The industry-academia stalemate is nothing new. It has been there since 1970s when the first generation tech startups like TCS, Infosys and Wipro. It continued when the internet era began in 1999-2000. And it continues even when the country is poised for dream-run in deep technologies like artificial intelligence, analytics, blockchain, machine learning, 3D printing and internet of things.
KS Viswanathan, Nasccom vice-president (industry initiatives and head of startup), told Financial Chronicle it’s not that industry and academia are not doing anything in deep domains. “In fact, they are actively incubating and accelerating tech startups and supporting their growth, but all in silos. The issue is the no-taking scenario is continuing even when the mutual interaction between industry and academia is critical for growth of the digital economy. It’s the only sad side of India’s startups story. Industry academia partnership and dialogue is a must for startup to get funds, flourish and scale up,’’ he said.

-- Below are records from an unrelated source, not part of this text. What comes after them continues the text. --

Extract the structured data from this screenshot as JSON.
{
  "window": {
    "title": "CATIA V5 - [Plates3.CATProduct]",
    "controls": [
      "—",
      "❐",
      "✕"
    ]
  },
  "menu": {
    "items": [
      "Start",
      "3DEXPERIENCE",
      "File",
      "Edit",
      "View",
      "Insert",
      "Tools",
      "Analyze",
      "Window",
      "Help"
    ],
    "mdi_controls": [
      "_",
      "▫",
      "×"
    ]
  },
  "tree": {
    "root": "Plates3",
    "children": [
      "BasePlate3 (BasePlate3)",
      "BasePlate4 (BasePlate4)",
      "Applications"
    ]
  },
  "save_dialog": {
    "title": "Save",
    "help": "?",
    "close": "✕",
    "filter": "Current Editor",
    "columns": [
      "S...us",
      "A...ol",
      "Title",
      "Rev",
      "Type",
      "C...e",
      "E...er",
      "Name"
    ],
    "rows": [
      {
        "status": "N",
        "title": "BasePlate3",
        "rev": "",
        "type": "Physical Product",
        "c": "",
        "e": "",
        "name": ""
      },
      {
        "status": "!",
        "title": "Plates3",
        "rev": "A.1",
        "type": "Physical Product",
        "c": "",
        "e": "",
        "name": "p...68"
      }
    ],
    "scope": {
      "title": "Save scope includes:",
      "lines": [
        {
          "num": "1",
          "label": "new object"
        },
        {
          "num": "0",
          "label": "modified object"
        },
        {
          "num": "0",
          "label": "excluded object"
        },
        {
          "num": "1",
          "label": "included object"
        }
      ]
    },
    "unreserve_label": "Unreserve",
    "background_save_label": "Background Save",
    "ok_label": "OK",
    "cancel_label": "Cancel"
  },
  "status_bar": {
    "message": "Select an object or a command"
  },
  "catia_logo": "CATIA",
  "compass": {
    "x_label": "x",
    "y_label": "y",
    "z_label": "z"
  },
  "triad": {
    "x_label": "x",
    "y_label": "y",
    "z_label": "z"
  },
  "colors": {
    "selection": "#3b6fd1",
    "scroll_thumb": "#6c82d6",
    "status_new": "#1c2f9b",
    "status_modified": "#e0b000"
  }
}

Nasscom on its own has been working to bridge the communication gap between industry and academia. It has set up centres of excellence in Bangalore (IoT & data sciences), Hyderabad (data sciences & cyber security), Gurgaon (IoT), Gandhi Nagar and Visakhapatnam (IoT).
“We have created these centres of excellence as a common platform where all stakeholders – industry, academia, entrepreneurs, students and funding agencies – can come together, interact and understand each other’s requirements. We are seeing some improvement in communication,” Viswanathan said.
According to Nasscom, advanced technology startups were growing at a compounded annual rate of 30 per cent, with artificial intelligence (AI) being one of the key growth segments. Nasscom has a mandate to help create 10,000 startups by 2023. India has over 5,500 tech startups. Every year as many as 1,400 new startups are happening of which 27 per cent are in Karnataka.
Last year, Indian startups received $3.8 billion investments. A major chunk of it came from China and Japan. Startups in northern states received 34 per cent of these funds, south 31 per cent and the rest of investments were shared by startups in other states.
“The startups revolution is a different kind of a tsunami. If the first generation tech startups took decade to clock their first billion dollar revenues, many of these new generation companies are capable of going unicorn in the first 3-5 years. It’s purely internet driven, ramp up is extremely rapid and the market is also favouring them with a large population of consumers already gone online to buy things,” Nasscom vice-president said.